Mr Morse said the figures show that by 2010 many of Australia's tourist markets would be delivering around 1 million visitors each year including the UK, US, NZ, China and Japan. "Strong growth is forecast to continue from the US with an annual average growth rate of 7.1 per cent with 891,000 visitors in 2010," Mr Morse said. "Similarly, the UK is forecast to grow steadily with a 6.2 per cent annual average growth rate until 2010 to reach 1.1 million visitors.
"Japan, one of Australia's biggest tourism markets, is expected to return to growth over the next decade and is forecast to increase by an average 4.3 per cent each year until 2010, which is great news for our sector.
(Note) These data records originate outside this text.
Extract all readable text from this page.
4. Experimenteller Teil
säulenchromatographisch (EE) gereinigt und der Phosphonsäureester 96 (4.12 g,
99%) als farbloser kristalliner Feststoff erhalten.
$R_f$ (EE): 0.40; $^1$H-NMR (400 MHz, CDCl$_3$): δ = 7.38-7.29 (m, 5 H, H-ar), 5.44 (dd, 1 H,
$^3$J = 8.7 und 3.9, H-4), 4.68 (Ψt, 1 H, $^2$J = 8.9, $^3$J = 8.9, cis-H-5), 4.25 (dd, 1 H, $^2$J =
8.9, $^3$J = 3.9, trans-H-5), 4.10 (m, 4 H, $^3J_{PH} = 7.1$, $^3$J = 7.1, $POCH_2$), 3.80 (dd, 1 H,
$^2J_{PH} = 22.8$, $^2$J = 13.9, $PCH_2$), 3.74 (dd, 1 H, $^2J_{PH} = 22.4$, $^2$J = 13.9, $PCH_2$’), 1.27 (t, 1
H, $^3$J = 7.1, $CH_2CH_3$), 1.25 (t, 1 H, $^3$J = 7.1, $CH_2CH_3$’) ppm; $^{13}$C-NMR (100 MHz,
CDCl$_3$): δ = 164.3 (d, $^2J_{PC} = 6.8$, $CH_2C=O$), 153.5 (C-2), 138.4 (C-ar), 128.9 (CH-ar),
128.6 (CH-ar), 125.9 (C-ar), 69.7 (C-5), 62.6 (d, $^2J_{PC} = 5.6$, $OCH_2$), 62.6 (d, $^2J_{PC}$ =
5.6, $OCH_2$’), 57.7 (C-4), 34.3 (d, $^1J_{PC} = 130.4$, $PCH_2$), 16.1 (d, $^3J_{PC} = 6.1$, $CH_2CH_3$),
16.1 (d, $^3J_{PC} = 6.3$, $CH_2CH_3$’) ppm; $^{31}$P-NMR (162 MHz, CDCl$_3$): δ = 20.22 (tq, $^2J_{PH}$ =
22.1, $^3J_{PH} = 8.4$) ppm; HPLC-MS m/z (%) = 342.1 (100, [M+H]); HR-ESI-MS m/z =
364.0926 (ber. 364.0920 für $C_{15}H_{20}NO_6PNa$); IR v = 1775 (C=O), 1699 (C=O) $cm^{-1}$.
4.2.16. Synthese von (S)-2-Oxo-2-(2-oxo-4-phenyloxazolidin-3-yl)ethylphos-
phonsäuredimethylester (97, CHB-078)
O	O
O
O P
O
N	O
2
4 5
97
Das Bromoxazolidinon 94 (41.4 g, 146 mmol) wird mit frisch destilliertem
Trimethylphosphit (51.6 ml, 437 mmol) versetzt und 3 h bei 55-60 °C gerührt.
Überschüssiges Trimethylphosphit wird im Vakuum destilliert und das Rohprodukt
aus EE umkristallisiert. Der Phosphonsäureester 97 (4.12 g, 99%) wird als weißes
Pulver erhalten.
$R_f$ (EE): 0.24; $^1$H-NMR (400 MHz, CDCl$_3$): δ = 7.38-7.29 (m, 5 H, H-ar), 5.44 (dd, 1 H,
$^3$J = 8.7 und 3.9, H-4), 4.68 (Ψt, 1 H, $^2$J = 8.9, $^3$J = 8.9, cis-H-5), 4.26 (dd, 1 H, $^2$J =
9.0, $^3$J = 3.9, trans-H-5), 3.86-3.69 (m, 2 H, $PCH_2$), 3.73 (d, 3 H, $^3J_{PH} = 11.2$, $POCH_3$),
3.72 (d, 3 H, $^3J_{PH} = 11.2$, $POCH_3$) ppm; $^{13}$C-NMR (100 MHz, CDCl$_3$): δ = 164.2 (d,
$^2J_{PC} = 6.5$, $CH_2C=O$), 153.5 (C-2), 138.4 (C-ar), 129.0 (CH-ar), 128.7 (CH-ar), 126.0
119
"The figures also show that Asia will continue to be an important region, with visitor arrivals expected to double in five year (1.4 million in 2000 to 2.8 million in 2006).
Mr Morse said some of the best tourism performers for the first decade of the new century would be the emerging markets such as China and Korea. "China is set to become one of our biggest international tourism markets with visitor arrivals forecast to increase by a massive 25.2 per cent year to reach 1.1 million by 2010," he said. "Strong growth is also expected from Korea with an increase of 18.3 per cent growth each year to 2010."
"New Zealand, which has emerged as Australia's biggest tourism markets is forecast to grow steadily with an annual average growth rate of 2.1 per cent until 2010.
Mr Morse said the outlook for the Australian tourism industry was strong for a number of reasons, which has led to the upward revision of the TFC forecasts. "More affordable flights and a greater number of airlines flying to Australia as well as a continued enthusiasm for travel to Australia will spur rises in both visitor numbers and spending over the next decade.
"Similarly the forecast growth from our emerging markets including China, Korea, the Middle East and India will see Australia reach the forecast 10 million visitors by 2010.